Early on in Netflix’s new limited series “Unbelievable,” Marie (Kaitlyn Dever) recounts a sexual assault she endured. Why did this seemingly random act of heinous sexual violence happen to her? As “Unbelievable” continues through the eight-part series, one question arises: Did it actually happen to her?

Soon after giving a detailed description of the rape, Marie claims she made it up. Her story seems inconsistent to the Washington detectives investigating her case and it appears they are ready to abandon it at the slightest discrepancy. Coupled with the fact Marie has been with multiple foster families and has lived an inconsistent life, the police now find it hard to believe anything she says.
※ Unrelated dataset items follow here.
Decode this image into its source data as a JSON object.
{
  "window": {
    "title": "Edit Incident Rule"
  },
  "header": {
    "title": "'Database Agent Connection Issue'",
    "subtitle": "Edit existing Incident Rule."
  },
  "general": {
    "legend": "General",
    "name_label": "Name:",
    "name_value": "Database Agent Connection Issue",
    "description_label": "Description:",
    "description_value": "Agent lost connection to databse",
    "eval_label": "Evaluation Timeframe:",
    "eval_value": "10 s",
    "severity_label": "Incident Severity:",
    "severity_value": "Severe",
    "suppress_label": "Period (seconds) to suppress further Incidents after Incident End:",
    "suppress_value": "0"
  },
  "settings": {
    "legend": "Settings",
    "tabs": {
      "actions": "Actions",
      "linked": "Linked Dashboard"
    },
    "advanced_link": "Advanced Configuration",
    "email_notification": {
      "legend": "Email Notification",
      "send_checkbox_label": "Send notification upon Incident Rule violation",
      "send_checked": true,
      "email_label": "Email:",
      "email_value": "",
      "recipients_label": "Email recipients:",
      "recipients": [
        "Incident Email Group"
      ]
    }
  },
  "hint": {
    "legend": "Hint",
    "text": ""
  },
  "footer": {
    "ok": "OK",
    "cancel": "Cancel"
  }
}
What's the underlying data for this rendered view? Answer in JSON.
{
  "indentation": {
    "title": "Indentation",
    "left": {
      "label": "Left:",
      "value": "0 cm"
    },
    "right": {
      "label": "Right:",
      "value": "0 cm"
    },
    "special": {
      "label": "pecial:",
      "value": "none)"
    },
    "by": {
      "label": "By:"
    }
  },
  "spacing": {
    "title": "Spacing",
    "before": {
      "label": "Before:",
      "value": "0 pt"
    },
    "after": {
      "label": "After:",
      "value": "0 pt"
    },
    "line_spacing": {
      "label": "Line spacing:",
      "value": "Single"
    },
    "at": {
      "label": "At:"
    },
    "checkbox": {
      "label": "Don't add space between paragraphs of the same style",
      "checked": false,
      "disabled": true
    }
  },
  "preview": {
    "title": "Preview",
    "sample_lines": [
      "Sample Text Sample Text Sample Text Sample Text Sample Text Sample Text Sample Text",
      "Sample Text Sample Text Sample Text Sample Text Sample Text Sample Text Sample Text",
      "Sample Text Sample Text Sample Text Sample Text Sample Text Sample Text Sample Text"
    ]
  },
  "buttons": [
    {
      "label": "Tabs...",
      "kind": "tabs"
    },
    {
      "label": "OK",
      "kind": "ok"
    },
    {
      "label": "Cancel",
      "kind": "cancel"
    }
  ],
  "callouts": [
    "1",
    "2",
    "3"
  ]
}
It’s the harsh reality that gives “Unbelievable” its potency. Sometimes the world finds it easier to make a liar out of someone than believe them.

Meanwhile, two Colorado detectives begin hunting a serial rapist. Detective Grace Rasmussen (Toni Collette) teams up with Detective Karen Duvall (Merritt Wever) in trying to find the criminal. Rasmussen and Duvall couldn’t be more different. Rasmussen is stoic and tough, while Duvall is calmer and more empathetic. Their odd couple pairing brings moments of levity to an important and serious show. Any other pairing of actors would have played the parts as types on the page but Collette and Wever are so good and elevate every frame they operate in. Wever, in particular, gets a chance to show a new side and depth to her abilities as a performer. Dever continues her great 2019, after “Booksmart,” and is able to navigate a nuanced character with ease throughout “Unbelievable.” These actors know they are doing important work and serve the series well.
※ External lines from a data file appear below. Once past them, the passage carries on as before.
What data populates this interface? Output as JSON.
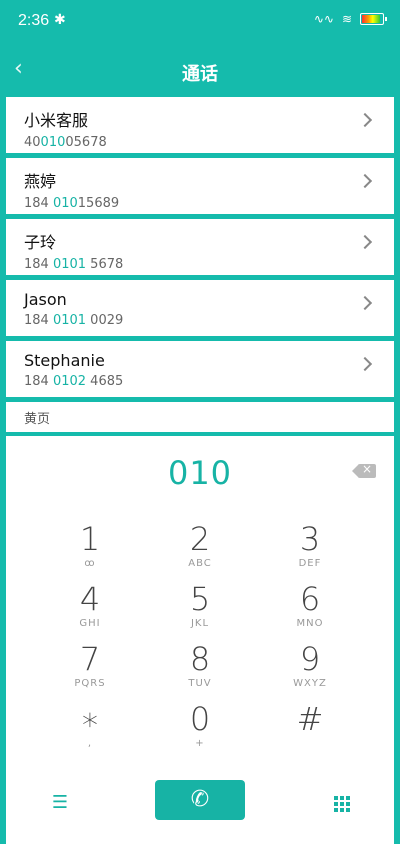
{
  "status": {
    "time": "2:36"
  },
  "header": {
    "title": "通话",
    "back_glyph": "‹"
  },
  "contacts": [
    {
      "name": "小米客服",
      "num_pre": "40",
      "num_hl": "010",
      "num_post": "05678"
    },
    {
      "name": "燕婷",
      "num_pre": "184 ",
      "num_hl": "010",
      "num_post": "15689"
    },
    {
      "name": "子玲",
      "num_pre": "184 ",
      "num_hl": "0101",
      "num_post": " 5678"
    },
    {
      "name": "Jason",
      "num_pre": "184 ",
      "num_hl": "0101",
      "num_post": " 0029"
    },
    {
      "name": "Stephanie",
      "num_pre": "184 ",
      "num_hl": "0102",
      "num_post": " 4685"
    }
  ],
  "section": {
    "yellow_pages": "黄页"
  },
  "dialpad": {
    "input_value": "010",
    "keys": [
      {
        "digit": "1",
        "letters": "ꝏ"
      },
      {
        "digit": "2",
        "letters": "ABC"
      },
      {
        "digit": "3",
        "letters": "DEF"
      },
      {
        "digit": "4",
        "letters": "GHI"
      },
      {
        "digit": "5",
        "letters": "JKL"
      },
      {
        "digit": "6",
        "letters": "MNO"
      },
      {
        "digit": "7",
        "letters": "PQRS"
      },
      {
        "digit": "8",
        "letters": "TUV"
      },
      {
        "digit": "9",
        "letters": "WXYZ"
      },
      {
        "digit": "∗",
        "letters": ","
      },
      {
        "digit": "0",
        "letters": "+"
      },
      {
        "digit": "#",
        "letters": ""
      }
    ]
  },
  "icons": {
    "menu": "menu-icon",
    "call": "phone-call-icon",
    "grid": "dialpad-grid-icon",
    "backspace": "backspace-icon"
  },
  "colors": {
    "accent": "#15bbac"
  }
}
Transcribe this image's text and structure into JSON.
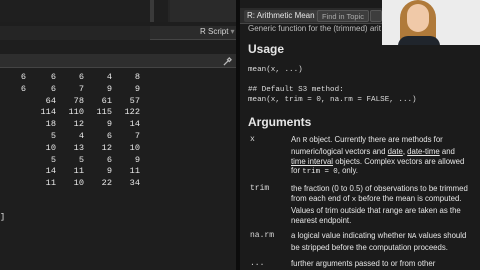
{
  "console": {
    "script_tab": "R Script",
    "rows": [
      [
        "6",
        "6",
        "6",
        "4",
        "8"
      ],
      [
        "6",
        "6",
        "7",
        "9",
        "9"
      ],
      [
        "64",
        "78",
        "61",
        "57",
        ""
      ],
      [
        "114",
        "110",
        "115",
        "122",
        ""
      ],
      [
        "18",
        "12",
        "9",
        "14",
        ""
      ],
      [
        "5",
        "4",
        "6",
        "7",
        ""
      ],
      [
        "10",
        "13",
        "12",
        "10",
        ""
      ],
      [
        "5",
        "5",
        "6",
        "9",
        ""
      ],
      [
        "14",
        "11",
        "9",
        "11",
        ""
      ],
      [
        "11",
        "10",
        "22",
        "34",
        ""
      ]
    ],
    "closing": "]"
  },
  "help": {
    "tab_label": "R: Arithmetic Mean ▾",
    "find_placeholder": "Find in Topic",
    "top_line": "Generic function for the (trimmed) arit",
    "usage_heading": "Usage",
    "usage_code": "mean(x, ...)",
    "default_comment": "## Default S3 method:",
    "default_code": "mean(x, trim = 0, na.rm = FALSE, ...)",
    "arguments_heading": "Arguments",
    "arguments": [
      {
        "name": "x",
        "desc_1": "An ",
        "desc_r": "R",
        "desc_2": " object. Currently there are methods for numeric/logical vectors and ",
        "link_date": "date",
        "desc_3": ", ",
        "link_datetime": "date-time",
        "desc_4": " and ",
        "link_interval": "time interval",
        "desc_5": " objects. Complex vectors are allowed for ",
        "code": "trim = 0",
        "desc_6": ", only."
      },
      {
        "name": "trim",
        "desc_1": "the fraction (0 to 0.5) of observations to be trimmed from each end of ",
        "code": "x",
        "desc_2": " before the mean is computed. Values of trim outside that range are taken as the nearest endpoint."
      },
      {
        "name": "na.rm",
        "desc_1": "a logical value indicating whether ",
        "code": "NA",
        "desc_2": " values should be stripped before the computation proceeds."
      },
      {
        "name": "...",
        "desc_1": "further arguments passed to or from other methods."
      }
    ]
  }
}
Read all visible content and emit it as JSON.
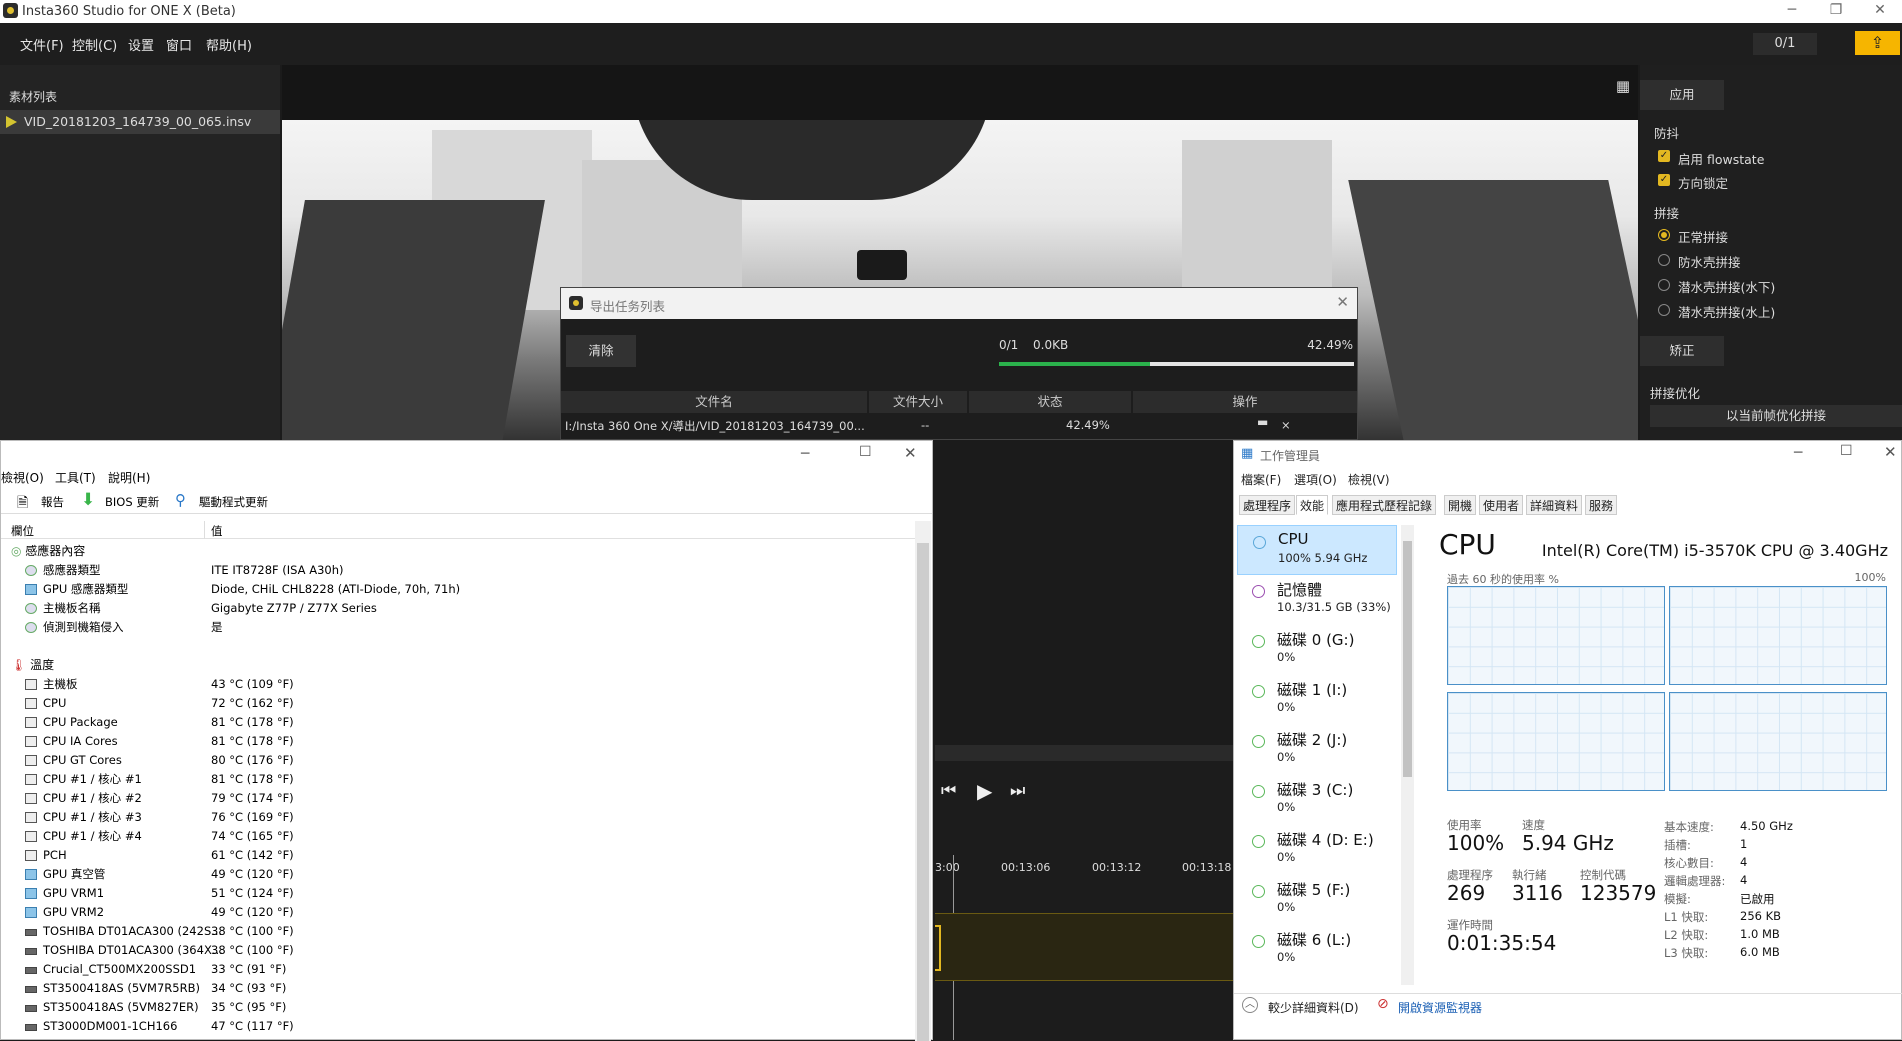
{
  "insta": {
    "title": "Insta360 Studio for ONE X (Beta)",
    "menu": [
      "文件(F)",
      "控制(C)",
      "设置",
      "窗口",
      "帮助(H)"
    ],
    "counter": "0/1",
    "export_icon": "upload-icon",
    "library": {
      "header": "素材列表",
      "file": "VID_20181203_164739_00_065.insv"
    },
    "right": {
      "apply": "应用",
      "stab_title": "防抖",
      "flowstate": "启用 flowstate",
      "dir_lock": "方向锁定",
      "stitch_title": "拼接",
      "stitch_opts": [
        "正常拼接",
        "防水壳拼接",
        "潜水壳拼接(水下)",
        "潜水壳拼接(水上)"
      ],
      "correct": "矫正",
      "opt_title": "拼接优化",
      "opt_btn": "以当前帧优化拼接"
    },
    "timeline": {
      "times": [
        "3:00",
        "00:13:06",
        "00:13:12",
        "00:13:18"
      ]
    }
  },
  "export": {
    "title": "导出任务列表",
    "clear": "清除",
    "count": "0/1",
    "size": "0.0KB",
    "percent": "42.49%",
    "progress": 0.4249,
    "cols": [
      "文件名",
      "文件大小",
      "状态",
      "操作"
    ],
    "row": {
      "file": "I:/Insta 360 One X/導出/VID_20181203_164739_00...",
      "size": "--",
      "status": "42.49%",
      "close": "×"
    }
  },
  "hwinfo": {
    "menu": [
      "檢視(O)",
      "工具(T)",
      "說明(H)"
    ],
    "toolbar": [
      "報告",
      "BIOS 更新",
      "驅動程式更新"
    ],
    "cols": [
      "欄位",
      "值"
    ],
    "group1": "感應器內容",
    "group1_rows": [
      [
        "感應器類型",
        "ITE IT8728F  (ISA A30h)"
      ],
      [
        "GPU 感應器類型",
        "Diode, CHiL CHL8228  (ATI-Diode, 70h, 71h)"
      ],
      [
        "主機板名稱",
        "Gigabyte Z77P / Z77X Series"
      ],
      [
        "偵測到機箱侵入",
        "是"
      ]
    ],
    "group2": "溫度",
    "group2_rows": [
      [
        "主機板",
        "43 °C  (109 °F)"
      ],
      [
        "CPU",
        "72 °C  (162 °F)"
      ],
      [
        "CPU Package",
        "81 °C  (178 °F)"
      ],
      [
        "CPU IA Cores",
        "81 °C  (178 °F)"
      ],
      [
        "CPU GT Cores",
        "80 °C  (176 °F)"
      ],
      [
        "CPU #1 / 核心 #1",
        "81 °C  (178 °F)"
      ],
      [
        "CPU #1 / 核心 #2",
        "79 °C  (174 °F)"
      ],
      [
        "CPU #1 / 核心 #3",
        "76 °C  (169 °F)"
      ],
      [
        "CPU #1 / 核心 #4",
        "74 °C  (165 °F)"
      ],
      [
        "PCH",
        "61 °C  (142 °F)"
      ],
      [
        "GPU 真空管",
        "49 °C  (120 °F)"
      ],
      [
        "GPU VRM1",
        "51 °C  (124 °F)"
      ],
      [
        "GPU VRM2",
        "49 °C  (120 °F)"
      ],
      [
        "TOSHIBA DT01ACA300 (242S...",
        "38 °C  (100 °F)"
      ],
      [
        "TOSHIBA DT01ACA300 (364X...",
        "38 °C  (100 °F)"
      ],
      [
        "Crucial_CT500MX200SSD1",
        "33 °C  (91 °F)"
      ],
      [
        "ST3500418AS (5VM7R5RB)",
        "34 °C  (93 °F)"
      ],
      [
        "ST3500418AS (5VM827ER)",
        "35 °C  (95 °F)"
      ],
      [
        "ST3000DM001-1CH166",
        "47 °C  (117 °F)"
      ]
    ]
  },
  "taskmgr": {
    "title": "工作管理員",
    "menu": [
      "檔案(F)",
      "選項(O)",
      "檢視(V)"
    ],
    "tabs": [
      "處理程序",
      "效能",
      "應用程式歷程記錄",
      "開機",
      "使用者",
      "詳細資料",
      "服務"
    ],
    "list": [
      [
        "CPU",
        "100%  5.94 GHz"
      ],
      [
        "記憶體",
        "10.3/31.5 GB (33%)"
      ],
      [
        "磁碟 0 (G:)",
        "0%"
      ],
      [
        "磁碟 1 (I:)",
        "0%"
      ],
      [
        "磁碟 2 (J:)",
        "0%"
      ],
      [
        "磁碟 3 (C:)",
        "0%"
      ],
      [
        "磁碟 4 (D: E:)",
        "0%"
      ],
      [
        "磁碟 5 (F:)",
        "0%"
      ],
      [
        "磁碟 6 (L:)",
        "0%"
      ]
    ],
    "cpu_title": "CPU",
    "cpu_name": "Intel(R) Core(TM) i5-3570K CPU @ 3.40GHz",
    "graph_label": "過去 60 秒的使用率 %",
    "graph_max": "100%",
    "stats": {
      "util_l": "使用率",
      "util": "100%",
      "speed_l": "速度",
      "speed": "5.94 GHz",
      "proc_l": "處理程序",
      "proc": "269",
      "thr_l": "執行緒",
      "thr": "3116",
      "hdl_l": "控制代碼",
      "hdl": "123579",
      "up_l": "運作時間",
      "up": "0:01:35:54"
    },
    "kv": [
      [
        "基本速度:",
        "4.50 GHz"
      ],
      [
        "插槽:",
        "1"
      ],
      [
        "核心數目:",
        "4"
      ],
      [
        "邏輯處理器:",
        "4"
      ],
      [
        "模擬:",
        "已啟用"
      ],
      [
        "L1 快取:",
        "256 KB"
      ],
      [
        "L2 快取:",
        "1.0 MB"
      ],
      [
        "L3 快取:",
        "6.0 MB"
      ]
    ],
    "fewer": "較少詳細資料(D)",
    "resmon": "開啟資源監視器"
  }
}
“Unbelievable” is based on a Pulitzer Prize-winning ProPublica article, which gives the series a real world feeling. The creators, including Oscar-nominated “Erin Brockovich” scribe Susannah Grant, are not interested in providing cheap thrills. Even as things become more evident regarding Rasmussen and Duvall’s case, the twists don’t feel like “gotcha” moments. “Unbelievable” is about the seriousness of the crimes and the ramifications and stigma of reporting—or not reporting—them. “Unbelievable” is about the element of believability.

The show is constructed as a familiar procedural and doesn’t break any new ground in that sense. At times, the transitioning between Marie’s storyline and Rasmussen and Duvall’s storyline feels a bit abrupt from a technical standpoint. Even so, telling a story between Washington and Colorado gives a snapshot of the wide-spread epidemic of sexual assault. It’s never an isolated case and “Unbelievable” shows it can happen anywhere. How the material is handled is what helps “Unbelievable” rise above. Its construction isn’t as important as its message. The directors, including Lisa Cholodenko, Michael Dinner and Grant, move each episode with a propulsive eye, making a 45-minute episode seem much shorter.
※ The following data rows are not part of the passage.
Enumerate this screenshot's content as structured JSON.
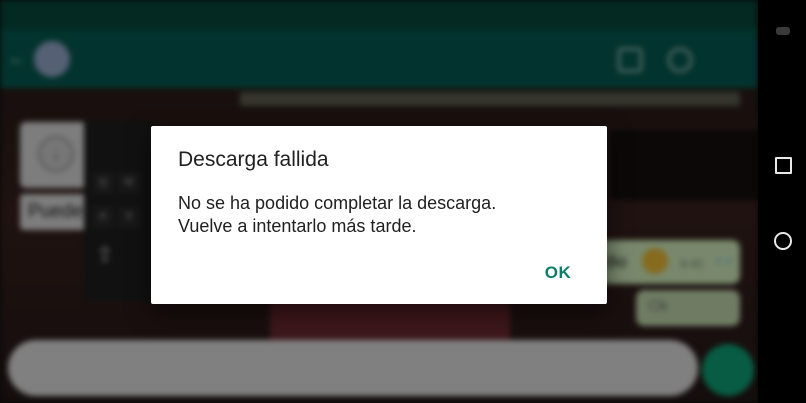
{
  "dialog": {
    "title": "Descarga fallida",
    "message_line1": "No se ha podido completar la descarga.",
    "message_line2": "Vuelve a intentarlo más tarde.",
    "ok_label": "OK"
  },
  "background": {
    "download_icon": "download-arrow-icon",
    "suggestion_text": "Puede",
    "keyboard_keys": [
      "Q",
      "W",
      "A",
      "S"
    ],
    "outgoing_message_text": "dio",
    "outgoing_message_time": "9:40",
    "outgoing_message_text_2": "Ok"
  },
  "navbar": {
    "recents_icon": "recents-square-icon",
    "home_icon": "home-circle-icon"
  },
  "colors": {
    "accent": "#0b7e6a",
    "appbar": "#075e54",
    "bubble": "#dcf8c6",
    "dialog_bg": "#ffffff"
  }
}
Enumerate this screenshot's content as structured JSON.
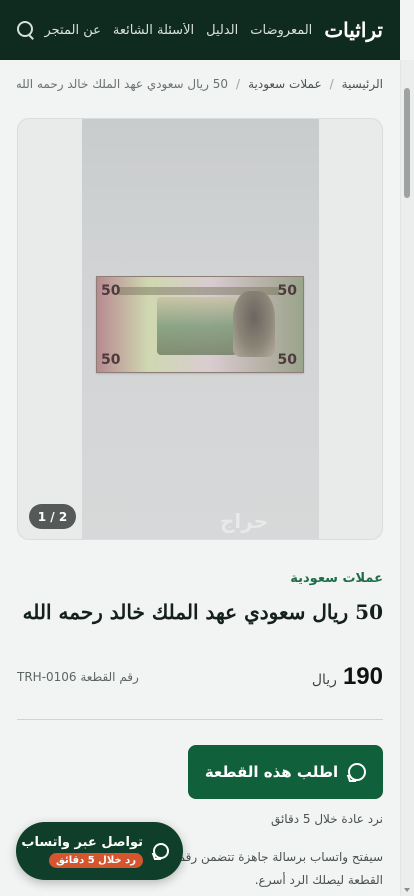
{
  "header": {
    "brand": "تراثيات",
    "nav": [
      "المعروضات",
      "الدليل",
      "الأسئلة الشائعة",
      "عن المتجر"
    ],
    "search_icon": "search-icon"
  },
  "breadcrumb": {
    "home": "الرئيسية",
    "category": "عملات سعودية",
    "current": "50 ريال سعودي عهد الملك خالد رحمه الله"
  },
  "gallery": {
    "counter": "1 / 2",
    "watermark": "حراج",
    "note_denomination": "50"
  },
  "product": {
    "category": "عملات سعودية",
    "title": "50 ريال سعودي عهد الملك خالد رحمه الله",
    "price": "190",
    "currency": "ريال",
    "piece_number": "رقم القطعة TRH-0106"
  },
  "actions": {
    "order_label": "اطلب هذه القطعة",
    "reply_note": "نرد عادة خلال 5 دقائق",
    "description": "سيفتح واتساب برسالة جاهزة تتضمن رقم القطعة ليصلك الرد أسرع."
  },
  "floating": {
    "title": "تواصل عبر واتساب",
    "badge": "رد خلال 5 دقائق"
  }
}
“Unbelievable” has an important message but never feels as if it is preaching. It’s educating and bringing awareness to a culture that allows victims to become scrutinized, if their story doesn’t fit a perfect narrative. “Unbelievable” will be a hard watch for some, perhaps cathartic for others. It provides no easy solution to the issues presented but wisps of hope to those who may feel alone.

“Unbelievable” will be available on Netflix on September 13th.